Il était temps, il était grand temps, qu’après tous ces couvre-feux et ces confinements, je m’autorise à rejoindre l’immense majorité de mes contemporains s’octroyant des escapades à la campagne. J’ai donc préparé une valise sans trop y prêter attention et j’ai rejoint la Normandie sans passer par Saint-Lazare, direction le 8ème et la Galerie Lelong & Co. , pour l’exposition “Ma Normandie” de David Hockney.
Cloîtré à Paris depuis des mois, deux choses me manquaient, le grand air et les expositions. “Ma Normandie”, sixième proposition de David Hockney à la galerie de la rue de Téhéran, combine les deux en exposant dans ses grandes salles une dizaine de nouvelles peintures ainsi qu’une série d’œuvres sur papier exécutée depuis son installation en Normandie en 2019.
L’histoire est banale, celle d’un vieil Anglais qui s’achète une longère à colombage dans le Calvados pour y trouver du repos, poser ses valises en tartan et y garer son Land Rover. Sauf qu’ici l’Anglais excentrique, c’est David Hockney. Lors d’un séjour en 2018 à Bayeux, le peintre y découvre la tapisserie de la reine Mathilde. Il est marqué par les paysages et la gastronomie locale qui finiront de le convaincre, l’année suivante il emménage à Beuvron-en-Auge et transforme la grange en atelier et se met au travail.

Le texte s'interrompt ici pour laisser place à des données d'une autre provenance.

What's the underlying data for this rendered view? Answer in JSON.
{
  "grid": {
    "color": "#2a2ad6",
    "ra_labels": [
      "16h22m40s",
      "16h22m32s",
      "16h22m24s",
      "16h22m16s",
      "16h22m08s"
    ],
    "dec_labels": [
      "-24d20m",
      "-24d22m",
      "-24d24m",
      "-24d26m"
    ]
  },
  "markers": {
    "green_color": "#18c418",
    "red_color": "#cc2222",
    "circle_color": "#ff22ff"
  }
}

Le résultat est une visite de propriété. Un panorama à 360° en 8 toiles de ce que l’on peut voir depuis le jardin. Comme il avait pu le faire sur iPad depuis la fenêtre de sa maison du Yorkshire quelques années auparavant, Hockney peint le temps qui passe. Le printemps qui s’annonce et qui vient peu à peu grignoter les courtes journées d’hiver. On trouve alors dans les pommiers, dans les chemins, sur les murs de la maison et dans le reflet des tuiles une palette de couleurs détonante. Le soleil vermillon de l’aurore fait alors passer les pommes pour des citrons, l’allée de l’entrée prend des airs de lavande, et on en vient à se demander si la Californie qu’il a si longtemps immortalisée ne s’est pas invitée à quelques kilomètres de Caen. Seul le ciel changeant et jamais loin de l’averse nous rappelle que le “splash” normand vient d’en haut.
Dans l’étude, on retrouve le défilé de la tapisserie voisine, mais aussi la rigoureuse simplicité de certaines estampes japonaises. Les colombages de la maison rappellent les chaumières hollandaises de Rembrandt. Et si, lorsqu’on évoque lumières et Normandie, on pense forcément aux impressionnistes français, on note qu’ils ont le plus souvent omis d’inclure dans leurs compositions les constructions typiques. Ici, Hockney se sert de ces géométries contrariées comme d’un motif qu’il démultiplie comme ses “haricots” ou ses points d’acrylique. Dans l’ombre, au fond du jardin, on aperçoit sur quelques toiles une dernière occurrence des poutres normandes, comme un symbole, une cabane dans les arbres, pour s’isoler, pour dessiner ce que l’on veut, comme un vieil enfant.
Une seconde salle opte pour l’intérieur de la maison. Dans deux styles distincts, les plaines laissent place à différentes accumulations. Deux dessins à l’encre semblent raconter des recherches et s’opposent par leur clarté aux impressions d’esquisses faites à l’iPad, sortes de détails d’un intérieur sans âge. On pourrait être dans le coin d’un de La Tour, mais ici le clair-obscur se fait sur les murs du lieu d’exposition. Reste encore cette impression qui se confirme une dernière fois lorsqu’en quittant la galerie, nous fait face une imposante photographie du peintre à son chevalet dans son jardin : on n’est pas sérieux quand on a 83 ans.
Pour vous offrir un bol d’air frais, rendez-vous jusqu’au 27 février à la Galerie Lelong & Co, 13 rue de Téhéran. Les réservations ne sont pas obligatoires mais conseillées.